Technical information
- Licensing authority: FCC
- Facility ID: 56145
- Class: A
- ERP: 72 watts
- HAAT: 632 meters (2,073 ft)
- Transmitter coordinates: 36°44′45″N 119°16′58″W﻿ / ﻿36.74583°N 119.28278°W

Links
- Public license information: Public file; LMS;
- Website: kmakfm.com

= KMAK =

KMAK (100.3 FM, "La Unika Mexicana") is an radio station licensed to Orange Cove, California, United States. The station, established in 1990, is owned by founder Richard B. Smith and the license is held by KMAK-FM, LLC, a limited liability company wholly owned by Smith.

KMAK broadcasts a Spanish language Regional Mexican music format branded as "Radio 100.3 La Unika Mexicana" to the greater Fresno metropolitan area. The station had previously broadcast a similar format under the "La Favorita" branding.

==History==
In June 1988, Richard B. Smith applied to the Federal Communications Commission (FCC) for a construction permit to build a new FM radio station. This station would broadcast on 100.3 MHz with 72 watts of effective radiated power from an antenna 632 m in height above average terrain. The FCC granted this permit on March 10, 1989, with a scheduled expiration date of September 10, 1990.

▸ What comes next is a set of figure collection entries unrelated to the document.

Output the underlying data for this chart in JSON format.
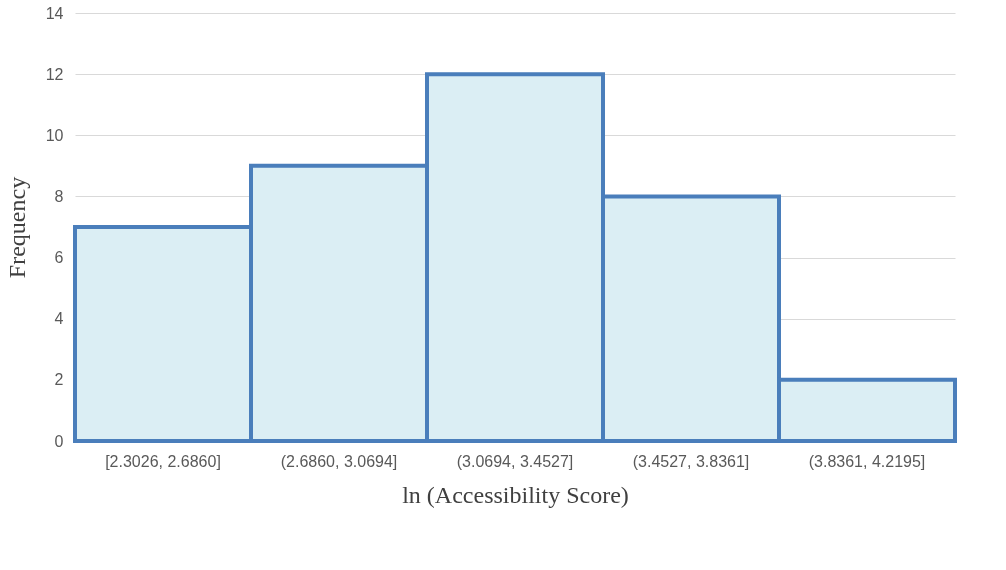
{
  "chart_data": {
    "type": "bar",
    "xlabel": "ln (Accessibility Score)",
    "ylabel": "Frequency",
    "categories": [
      "[2.3026, 2.6860]",
      "(2.6860, 3.0694]",
      "(3.0694, 3.4527]",
      "(3.4527, 3.8361]",
      "(3.8361, 4.2195]"
    ],
    "values": [
      7,
      9,
      12,
      8,
      2
    ],
    "color": "#dbeef4",
    "ylim": [
      0,
      14
    ],
    "yticks": [
      0,
      2,
      4,
      6,
      8,
      10,
      12,
      14
    ],
    "grid": "y"
  }
}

The station was assigned the call sign "KMAK" by the FCC on March 23, 1989. Previously, this call sign had been assigned to Fresno-licensed 1340 AM (now KCBL), which featured now-legendary broadcasters Ron Jacobs and Robert W. Morgan in the mid-1960s, from its launch in 1953 until changing to "KKAM" in August 1988. KMAK Fresno sported a rather unique radio tower, with the call letters K-M-A-K displayed in large, red neon characters on the tower, which was near Fresno and McKinley Streets in the city.

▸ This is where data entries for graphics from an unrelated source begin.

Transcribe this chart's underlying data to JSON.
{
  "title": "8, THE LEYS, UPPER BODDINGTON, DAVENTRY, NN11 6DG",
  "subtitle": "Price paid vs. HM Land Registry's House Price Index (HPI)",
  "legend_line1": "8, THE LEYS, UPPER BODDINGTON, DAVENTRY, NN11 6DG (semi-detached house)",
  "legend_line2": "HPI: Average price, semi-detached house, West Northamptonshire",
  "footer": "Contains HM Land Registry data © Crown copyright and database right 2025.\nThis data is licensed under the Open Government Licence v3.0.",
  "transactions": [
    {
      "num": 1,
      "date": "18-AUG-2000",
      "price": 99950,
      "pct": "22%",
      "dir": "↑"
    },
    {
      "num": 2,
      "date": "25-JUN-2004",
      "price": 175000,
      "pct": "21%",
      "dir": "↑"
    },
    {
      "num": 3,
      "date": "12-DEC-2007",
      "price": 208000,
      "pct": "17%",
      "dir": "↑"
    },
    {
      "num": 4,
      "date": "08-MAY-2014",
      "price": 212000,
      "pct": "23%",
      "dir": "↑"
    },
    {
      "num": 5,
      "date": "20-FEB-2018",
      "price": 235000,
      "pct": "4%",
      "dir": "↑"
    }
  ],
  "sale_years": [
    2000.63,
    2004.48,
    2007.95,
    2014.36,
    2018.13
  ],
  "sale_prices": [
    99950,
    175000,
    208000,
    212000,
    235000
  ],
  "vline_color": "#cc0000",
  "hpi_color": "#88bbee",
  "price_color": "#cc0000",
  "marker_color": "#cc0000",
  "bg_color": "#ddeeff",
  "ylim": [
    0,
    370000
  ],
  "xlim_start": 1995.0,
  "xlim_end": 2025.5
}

After one extension to its construction permit, the station's broadcast license was granted by the FCC on December 26, 1990. The station's initial programming format was as a simulcast of the Christian programming of Merced-based KAMB (101.5 FM). By the late 2000s, the station had segued to its current Regional Mexican music format.

In May 2010, license holder Richard B. Smith applied to the FCC to transfer control of KMAK's broadcast license to KMAK-FM, LLC, a new limited liability company wholly owned by Smith. The FCC accepted this application on May 6, 2010, and approved the transfer on May 14, 2010. After resolving some paperwork in establishing the new company, Smith formally consummated the transfer on July 14, 2010.